TrendForce indicates that the proliferation of distance learning and WFH applications has brought about a massive 40% increase in average global network bandwidth consumption as the world works to bring the COVID-19 pandemic under control. As such, the 5G network is able to satisfy the current market demand due to its high bandwidth and low latency characteristics. Furthermore, as 5G commercial demand rises in various countries, the GSA (Global mobile Suppliers Association) announced that “the number of announced 5G devices has surpassed 800 for the first time and now stands at 822 announced 5G devices”. These products, including both consumer and enterprise applications, have been released in response to the demand for faster, more convenient network connections across a broad range of applications. In sum, all of the aforementioned factors are drivers of increased 5G base station build-out worldwide.
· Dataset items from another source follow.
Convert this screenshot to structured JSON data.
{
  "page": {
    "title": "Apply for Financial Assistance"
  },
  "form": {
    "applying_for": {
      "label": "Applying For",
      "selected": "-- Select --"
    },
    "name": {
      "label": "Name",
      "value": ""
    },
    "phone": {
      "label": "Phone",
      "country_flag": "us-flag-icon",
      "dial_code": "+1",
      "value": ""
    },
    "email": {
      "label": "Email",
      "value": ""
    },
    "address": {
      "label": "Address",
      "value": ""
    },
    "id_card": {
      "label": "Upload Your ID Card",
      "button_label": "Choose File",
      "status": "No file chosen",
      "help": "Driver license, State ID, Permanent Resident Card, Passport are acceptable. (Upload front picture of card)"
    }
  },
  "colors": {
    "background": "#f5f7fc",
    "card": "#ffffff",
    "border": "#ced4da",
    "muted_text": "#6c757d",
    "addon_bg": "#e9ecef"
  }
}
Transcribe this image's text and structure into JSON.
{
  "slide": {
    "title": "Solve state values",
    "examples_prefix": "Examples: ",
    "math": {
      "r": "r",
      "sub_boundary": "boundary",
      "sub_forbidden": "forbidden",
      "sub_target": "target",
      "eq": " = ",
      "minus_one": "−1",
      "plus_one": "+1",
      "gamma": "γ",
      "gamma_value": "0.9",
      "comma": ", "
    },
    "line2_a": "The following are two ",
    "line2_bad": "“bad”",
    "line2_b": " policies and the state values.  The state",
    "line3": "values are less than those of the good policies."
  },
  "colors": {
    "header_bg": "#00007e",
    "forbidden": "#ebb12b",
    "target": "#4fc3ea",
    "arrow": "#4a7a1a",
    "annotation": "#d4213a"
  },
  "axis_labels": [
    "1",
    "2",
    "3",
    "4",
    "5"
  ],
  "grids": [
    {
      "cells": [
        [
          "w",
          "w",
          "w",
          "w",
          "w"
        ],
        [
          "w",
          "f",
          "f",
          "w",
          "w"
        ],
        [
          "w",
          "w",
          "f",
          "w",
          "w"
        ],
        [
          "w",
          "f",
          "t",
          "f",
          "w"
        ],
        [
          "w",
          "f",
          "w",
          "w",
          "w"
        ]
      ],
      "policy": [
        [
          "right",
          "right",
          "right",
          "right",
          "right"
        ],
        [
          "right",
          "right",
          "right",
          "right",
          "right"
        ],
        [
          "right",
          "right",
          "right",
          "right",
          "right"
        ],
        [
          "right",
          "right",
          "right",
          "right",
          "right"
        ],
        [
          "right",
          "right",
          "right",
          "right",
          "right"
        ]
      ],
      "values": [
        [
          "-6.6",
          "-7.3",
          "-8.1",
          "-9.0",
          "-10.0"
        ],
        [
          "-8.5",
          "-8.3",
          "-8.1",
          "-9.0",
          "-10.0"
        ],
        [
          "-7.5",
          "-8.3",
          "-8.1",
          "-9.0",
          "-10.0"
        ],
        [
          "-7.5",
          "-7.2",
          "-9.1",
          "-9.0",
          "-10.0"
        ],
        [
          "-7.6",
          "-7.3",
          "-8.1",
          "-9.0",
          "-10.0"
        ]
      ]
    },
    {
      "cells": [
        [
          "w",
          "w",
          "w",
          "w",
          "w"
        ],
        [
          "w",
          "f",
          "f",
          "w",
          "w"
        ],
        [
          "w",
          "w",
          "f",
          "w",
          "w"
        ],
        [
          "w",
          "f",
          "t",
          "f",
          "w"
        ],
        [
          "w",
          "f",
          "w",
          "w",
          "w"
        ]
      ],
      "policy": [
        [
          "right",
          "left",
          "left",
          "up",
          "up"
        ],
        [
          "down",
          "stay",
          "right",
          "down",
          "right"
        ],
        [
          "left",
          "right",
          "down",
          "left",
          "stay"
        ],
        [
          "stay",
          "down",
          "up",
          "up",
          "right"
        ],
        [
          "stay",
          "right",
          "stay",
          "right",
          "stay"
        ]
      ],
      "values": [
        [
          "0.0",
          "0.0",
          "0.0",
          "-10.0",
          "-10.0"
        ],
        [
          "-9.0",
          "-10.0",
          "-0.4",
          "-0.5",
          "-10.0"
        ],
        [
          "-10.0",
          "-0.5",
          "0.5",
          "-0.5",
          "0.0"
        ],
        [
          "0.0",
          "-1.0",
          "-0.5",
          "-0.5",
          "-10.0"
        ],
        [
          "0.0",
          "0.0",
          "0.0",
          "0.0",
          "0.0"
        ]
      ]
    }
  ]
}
Key to Huawei’s market share leadership, 5G users in China account for 90% of the global total in 2021
Owing to the ongoing China-US trade war, both Huawei and the three largest mobile network operators in China have been barred from engaging in investment-related activities with US companies. In addition, in July 2021, the FCC (Federal Communications Commission) finalized a US$1.9 billion plan that subsidizes domestic telecom companies to replace base station components from Chinese suppliers, such as Huawei and ZTE, that the FCC considers a potential risk to US national security. Huawei and ZTE have subsequently become unable to acquire key RF front-end components from US suppliers, thereby prompting Huawei to shift its base station infrastructure business towards the domestic Chinese market instead.
Regardless, TrendForce’s findings indicate that, as of late-2020, the number of 5G users in China surpassed 160 million, which represented about 89% of the global total. As of July 2021, the three largest mobile network operators in China, including China Mobile, China Unicom, and China Telecom, have established 916,000 5G base stations domestically, which comprise 70% of the global total. Not only does this number point to the impressive magnitude of the Chinese telecom market, but it has also been the key to Huawei’s leadership in the base station market for nearly two years.